Over the last 40 years the Outsourcing and Shared Services (OSS) market has transformed the way business is conducted. A recent white paper by Deloitte estimated that global spend on OSS in 2018 totaled US$ 688.4 billion and predicted the industry will be worth US$1trillion within the next six years. This staggering rise has been facilitated and driven by the forces of globalization, relentless technological innovation and ever growing opportunities to achieve economies of scale through specialization.
However, there is still some confusion in business about what OSS is, and how best to take advantage of the opportunities it offers.

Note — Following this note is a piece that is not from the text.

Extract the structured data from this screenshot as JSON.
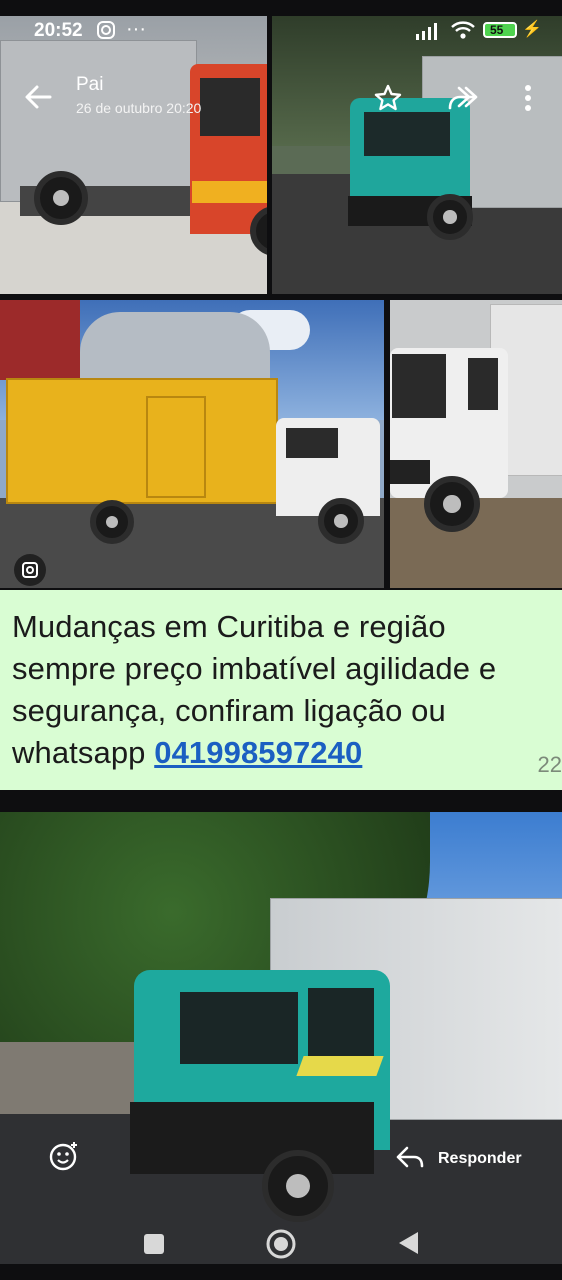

Simply put – to adopt OSS is to hire a third party to provide a service across a business at scale. The aim is to share accountability and responsibility between the OSS provider and their customers, while driving efficiencies in terms of cost and time. Outsourcing includes both Information Technology Outsourcing (ITO), which accounts for almost 60% of OSS spending in 2019 and Business Process Outsourcing (BPO) which accounts for about 25%.

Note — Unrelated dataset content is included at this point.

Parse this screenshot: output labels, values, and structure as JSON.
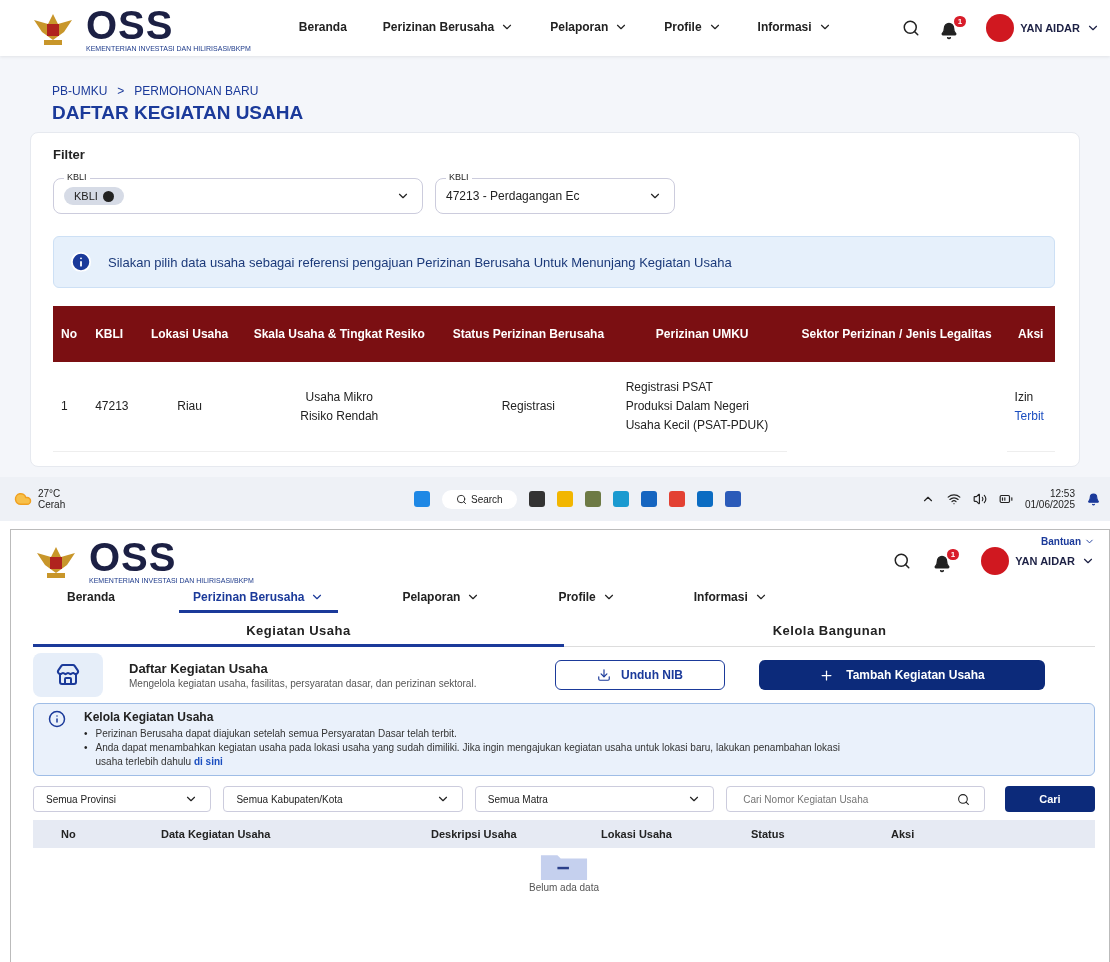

Examples of ITO would include the day to day provision and operation of IT assets and processes such as end user support, data center management and applications development. BPO involves the ownership and management of specific business functions such as accounting, HR or customer services. Shared services (SS), which scoops up the remaining 15% of industry spend, involves the centralized and pooled operations of back office functions such as procurement, legal and finance, often across multiple organisations.
Traditionally, the growth in the OSS market has been fuelled by cost reduction benefits, mainly through labour arbitrage and the economies of scale derived through specialization.
More recently the benefits of focusing on core competencies, increased agility, improved customer services and scalability are cited by customers as key drivers for OSS adoption. The advent and adoption of new technologies, such as cloud computing, artificial intelligence and process automation have enabled OSS to deliver more strategic and competitive advantage gains. So while cost management remains significant, the ability of organisations to keep up and stay relevant in the modern age of continuous disruption has become equally, if not more important.
Indeed, companies are now looking to create a step change by smart outsourcing. Properly approached, OSS not only offers the chance increase productivity across the board but also lead business transformation programmes, So it’s time for companies around the world to wake up to the benefits, work collaboratively with OSS providers or risk being left behind.